Bacardi goes to court to end Calusa CC land restrictions

Legal action has been set in motion by development interests associated with the Bacardi family ownership to wrest control of the closed Calusa Country Club golf course property from a homeowner covenant restriction preventing new building.

A civil suit dated Oct. 29 was entered in the 11th Circuit Court by Fort Dallas Golf Club Ltd. and Northeastern Golf LL, naming 147 abutting golf course residents as holders of a restriction that blocks new development on the 162-acre site “with no administrative relief.”

In August, such legal action was threatened by the development group unless each resident would accept $5,000 in exchange for agreeing to remove a land use restriction from a 1968 covenant limiting property use to a golf course or similar recreational purposes.

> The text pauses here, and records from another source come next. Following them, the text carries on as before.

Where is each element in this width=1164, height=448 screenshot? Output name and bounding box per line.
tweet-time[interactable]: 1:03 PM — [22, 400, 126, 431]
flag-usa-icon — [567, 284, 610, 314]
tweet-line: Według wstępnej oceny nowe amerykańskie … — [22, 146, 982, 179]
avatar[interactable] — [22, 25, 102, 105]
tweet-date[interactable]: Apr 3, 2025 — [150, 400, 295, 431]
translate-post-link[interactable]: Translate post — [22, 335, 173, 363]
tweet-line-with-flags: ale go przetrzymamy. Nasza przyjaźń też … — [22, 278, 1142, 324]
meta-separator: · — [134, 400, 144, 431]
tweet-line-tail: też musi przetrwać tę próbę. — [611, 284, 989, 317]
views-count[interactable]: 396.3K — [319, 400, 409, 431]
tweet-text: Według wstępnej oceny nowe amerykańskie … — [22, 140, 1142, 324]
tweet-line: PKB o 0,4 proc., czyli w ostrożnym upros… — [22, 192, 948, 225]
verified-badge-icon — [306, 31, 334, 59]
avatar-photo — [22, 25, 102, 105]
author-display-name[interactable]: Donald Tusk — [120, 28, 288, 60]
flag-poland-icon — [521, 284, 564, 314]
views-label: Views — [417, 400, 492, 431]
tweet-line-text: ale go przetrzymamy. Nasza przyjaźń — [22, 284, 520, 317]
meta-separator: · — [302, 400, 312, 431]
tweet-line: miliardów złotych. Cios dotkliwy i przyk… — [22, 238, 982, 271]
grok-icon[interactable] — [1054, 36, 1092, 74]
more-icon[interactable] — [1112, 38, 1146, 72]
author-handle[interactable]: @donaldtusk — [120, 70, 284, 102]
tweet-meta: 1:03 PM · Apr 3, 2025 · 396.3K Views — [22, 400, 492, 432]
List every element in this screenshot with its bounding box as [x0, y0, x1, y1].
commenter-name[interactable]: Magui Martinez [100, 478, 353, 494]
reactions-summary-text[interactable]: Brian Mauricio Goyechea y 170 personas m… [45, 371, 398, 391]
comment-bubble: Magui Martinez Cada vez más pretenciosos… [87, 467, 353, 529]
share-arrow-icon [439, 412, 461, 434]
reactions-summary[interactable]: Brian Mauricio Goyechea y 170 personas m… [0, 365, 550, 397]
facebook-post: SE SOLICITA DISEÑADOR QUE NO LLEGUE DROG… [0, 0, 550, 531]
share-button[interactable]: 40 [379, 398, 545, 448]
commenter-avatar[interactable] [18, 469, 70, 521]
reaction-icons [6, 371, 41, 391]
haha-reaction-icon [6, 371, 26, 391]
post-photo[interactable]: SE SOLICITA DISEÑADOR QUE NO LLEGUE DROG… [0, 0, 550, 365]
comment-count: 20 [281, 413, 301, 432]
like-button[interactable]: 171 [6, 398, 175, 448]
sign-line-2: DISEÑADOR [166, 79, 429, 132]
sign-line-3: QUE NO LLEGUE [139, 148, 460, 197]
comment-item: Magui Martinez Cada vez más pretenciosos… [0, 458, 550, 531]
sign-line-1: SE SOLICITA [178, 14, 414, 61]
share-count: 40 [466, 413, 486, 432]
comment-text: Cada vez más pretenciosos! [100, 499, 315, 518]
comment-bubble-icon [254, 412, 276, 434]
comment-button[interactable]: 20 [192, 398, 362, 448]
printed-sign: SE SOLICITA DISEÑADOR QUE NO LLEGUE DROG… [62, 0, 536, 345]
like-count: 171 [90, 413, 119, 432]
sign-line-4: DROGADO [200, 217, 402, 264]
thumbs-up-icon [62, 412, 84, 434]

That offer carried a 60-day window that expired on Oct. 29, resulting in the filing of a civil suit naming each of the 147 homeowners as defendants, nearly all of whom had turned down an earlier offer of $50,000 to relinquish the deed restriction in April 2011.

The newest legal action was filed by Shubin & Bass on behalf of the two Fort Dallas and Northeastern Golf entities which share a Coral Gables office address with Facundo Bacardi, chair of the board of directors of Bacardi Ltd.

Filed with the court’s Complex Business Litigation Section, no specific date was requested for initial hearing. Miami-Dade County is listed in the action as a “nominal defendant” because it will not accept any “decision-making authority” until the 1968 covenant restriction is resolved.

“It’s just another in the long line of attempts to invalidate what are legal rights of property owners,” said Alex Steuben, one owner already served with notice of the suit. “We will, of course, challenge this new action.

“A committee of residents representing at least 50 to 60 abutting residents has already been formed as a legal trust to act in our behalf,” he stated. “We’ve begun working with an attorney to represent us.”

The Kendall Federation of Homeowner Associations has agreed to help the homeowners group, he said, noting that “to my knowledge, only five or six residents accepted the $5,000 offer.”

Bacardi, which purchased the country club property in 2006, raised a protest in the spring of 2011 when it made its first $50,000 “compensation” offer to golf course residents, resulting in “Save Calusa” signs that are once again sprouting on lawns due to the newest filed action.

At that time, the club ownership had proposed building a $200 million, 960-unit senior community for independent and assisted living with a nursing home on the golf course grounds, buffered by a 50-foot wide linear park from backyards of abutting residents.

Two years prior to that failed project, a “Fort Dallas Golf Club” envisioned as a $70 million world-class resort facility was proposed during a presentation to residents at the Biltmore Hotel in Coral Gables.